Semiconductor-on-insulator (SOI) technology is becoming increasingly important in semiconductor processing. A SOI substrate structure typically contains a buried insulator layer, which functions to electrically isolate an ultra-thin semiconductor device layer from a base semiconductor substrate. Active devices, such as transistors, with fully depleted channel regions are typically formed in the ultra-thin semiconductor device layer of the SOI substrate.
Such devices (i.e., fully depleted SOI devices) offer many advantages over their bulk or partially depleted counterparts, including, but not limited to: lower junction capacitance (especially lower sidewall junction capacitance in comparison with partially depleted SOI devices), better off-current control (i.e., lower leakage current), improved roll-off characteristics and sub-threshold swing.
However, one disadvantage of the fully depleted SOI devices is that they typically have higher series resistance due to the limited junction depth in the ultra-thin semiconductor device layer. Silicidation of the ultra-thin semiconductor device layer also presents a problem due to the limited amount of silicon available in the ultra-thin semiconductor device layer for silicidation.
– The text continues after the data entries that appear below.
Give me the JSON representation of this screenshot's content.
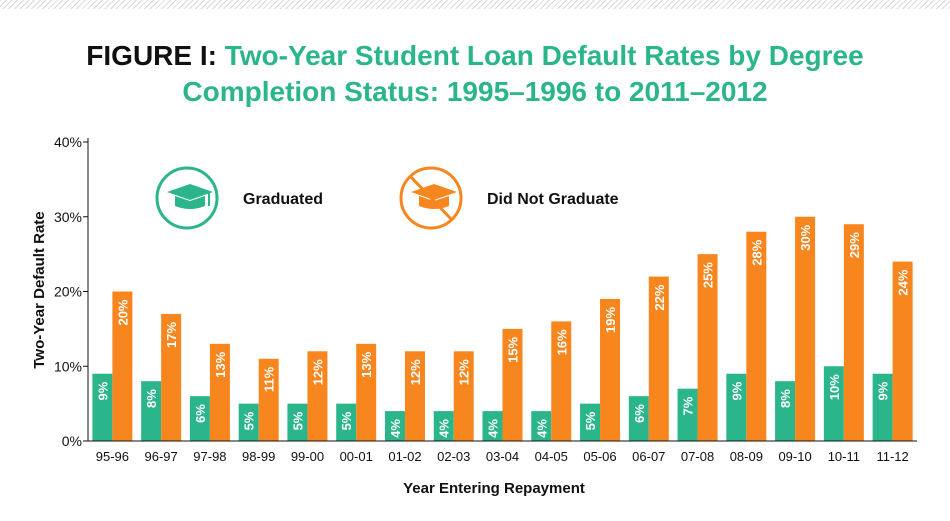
{
  "title": {
    "prefix": "FIGURE I:",
    "line1": "Two-Year Student Loan Default Rates by Degree",
    "line2": "Completion Status: 1995–1996 to 2011–2012"
  },
  "colors": {
    "graduated": "#2bb58a",
    "not_graduated": "#f7861e",
    "title_accent": "#2bb58a",
    "axis": "#111111"
  },
  "legend": [
    {
      "label": "Graduated",
      "icon": "graduation-cap-icon"
    },
    {
      "label": "Did Not Graduate",
      "icon": "graduation-cap-prohibited-icon"
    }
  ],
  "chart_data": {
    "type": "bar",
    "categories": [
      "95-96",
      "96-97",
      "97-98",
      "98-99",
      "99-00",
      "00-01",
      "01-02",
      "02-03",
      "03-04",
      "04-05",
      "05-06",
      "06-07",
      "07-08",
      "08-09",
      "09-10",
      "10-11",
      "11-12"
    ],
    "series": [
      {
        "name": "Graduated",
        "values": [
          9,
          8,
          6,
          5,
          5,
          5,
          4,
          4,
          4,
          4,
          5,
          6,
          7,
          9,
          8,
          10,
          9
        ]
      },
      {
        "name": "Did Not Graduate",
        "values": [
          20,
          17,
          13,
          11,
          12,
          13,
          12,
          12,
          15,
          16,
          19,
          22,
          25,
          28,
          30,
          29,
          24
        ]
      }
    ],
    "xlabel": "Year Entering Repayment",
    "ylabel": "Two-Year Default Rate",
    "ylim": [
      0,
      40
    ],
    "yticks": [
      "0%",
      "10%",
      "20%",
      "30%",
      "40%"
    ],
    "value_suffix": "%",
    "grid": false,
    "legend_position": "top-left"
  }
}
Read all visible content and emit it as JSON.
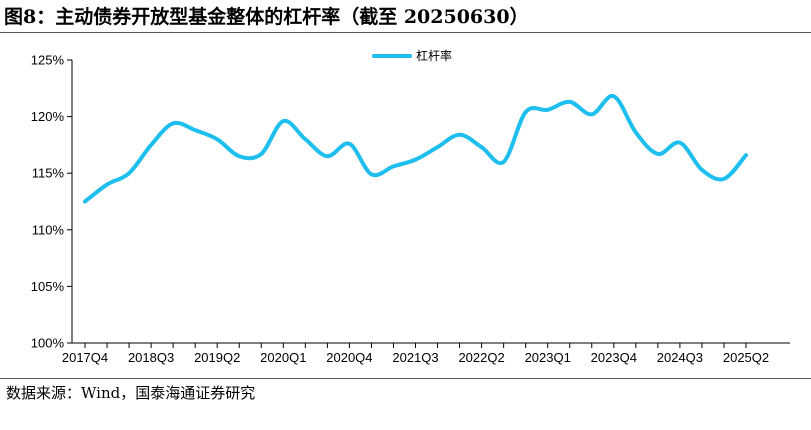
{
  "title": "图8：主动债券开放型基金整体的杠杆率（截至 20250630）",
  "source": "数据来源：Wind，国泰海通证券研究",
  "chart_data": {
    "type": "line",
    "ylim": [
      100,
      125
    ],
    "y_ticks": [
      "100%",
      "105%",
      "110%",
      "115%",
      "120%",
      "125%"
    ],
    "x_tick_labels": [
      "2017Q4",
      "2018Q3",
      "2019Q2",
      "2020Q1",
      "2020Q4",
      "2021Q3",
      "2022Q2",
      "2023Q1",
      "2023Q4",
      "2024Q3",
      "2025Q2"
    ],
    "legend_position": "top-center",
    "grid": false,
    "series": [
      {
        "name": "杠杆率",
        "color": "#1EBEEF",
        "values": [
          112.5,
          114.0,
          115.0,
          117.5,
          119.4,
          118.8,
          118.0,
          116.5,
          116.7,
          119.6,
          118.0,
          116.5,
          117.6,
          114.9,
          115.6,
          116.2,
          117.3,
          118.4,
          117.3,
          116.0,
          120.4,
          120.6,
          121.3,
          120.2,
          121.8,
          118.6,
          116.7,
          117.7,
          115.3,
          114.5,
          116.6
        ]
      }
    ]
  }
}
Therefore, raised source and drain structures are typically employed in ultra-thin SOI devices, which increases the manufacturing costs as well as the defect density of the SOI devices. Moreover, some major stress methods (such as embedded SiGe or SiC) that have been recently developed for stress engineering may not be compatible with ultra-thin SOI configurations due to the limited junction depth.
Further, because the ultra-thin semiconductor device layer is completely isolated from the base semiconductor substrate without any body contact, a charge can build up in the semiconductor device layer, which in turn leads to undesirable self-heating of the SOI devices and deleterious floating body effects that adversely impact the device performance.
There is therefore a need for improved SOI substrates and SOI devices with reduced floating body effects and reduced contact resistance, without compromising the advantages associated with the ultra-thin semiconductor device layer. There is also a need for a simple and effective method of fabricating the improved SOI substrates and SOI devices at reduced costs with fewer defects.